A user prints off a paper copy of two QR codes in a paper wallet: one is the public address where bitcoins are received, and the other is the private key used to sign outgoing transactions. A user scans either a QR code himself or invites a transacting party to use a paper wallet.
Paper wallets reduce some of the risks associated with storing one’s private key on the internet because an investor must trust the establishment where their key is kept. As a result, paper wallets are immune to cyber-attacks or other criminal actions to steal bitcoins through the internet.
Paper wallets, on the other hand, have their own set of flaws. Paper wallets, like hardware wallets, can be stolen or damaged, and paper degrades over time – Users should be cautious when storing their paper wallets. They should never utilize the same one for an extended length of time.
Storing Bitcoins in a Wallet – How safe is it?
Fundamentally, each form of Bitcoin wallet has its own set of advantages and disadvantages. It is up to each user to properly secure their accounts and choose the most convenient and inexpensive solution for them.
While online or software (desktop or mobile) wallets provide ease and quick access to the internet, they sacrifice security.
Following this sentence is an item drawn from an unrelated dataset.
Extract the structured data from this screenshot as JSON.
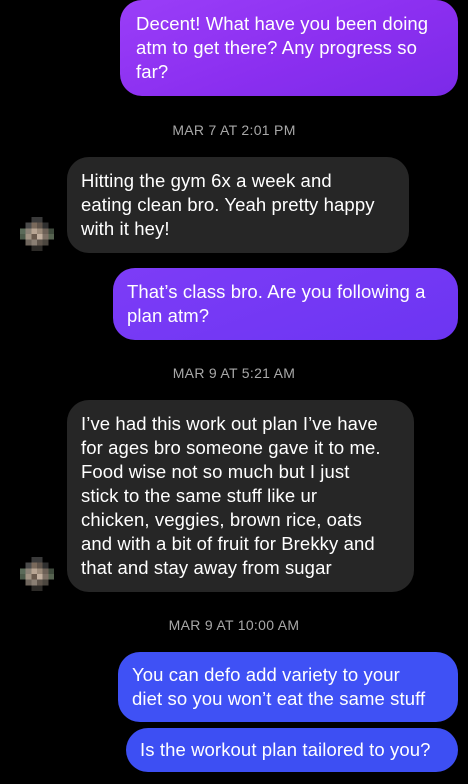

They are a prominent target for internet hackers attempting to steal bitcoin or other cryptocurrencies over the internet. On the other hand, physical storage, such as hardware or paper wallets, is susceptible to theft, destruction, and degradation over time.
Using multiple different types of wallets and ensuring that one’s bitcoin allotment does not exist only on one wallet is a good rule of thumb to follow.
There are further procedures that can be taken to protect one’s account. Users of online wallet services can utilize two-factor authentication, which means that in addition to checking in with a login and a sufficiently complex password, they can also enter a unique code from a device of their choice as a “second layer” of security.
We will look at why you should invest in Bitcoin in part ten of our Bitcoin Basics series.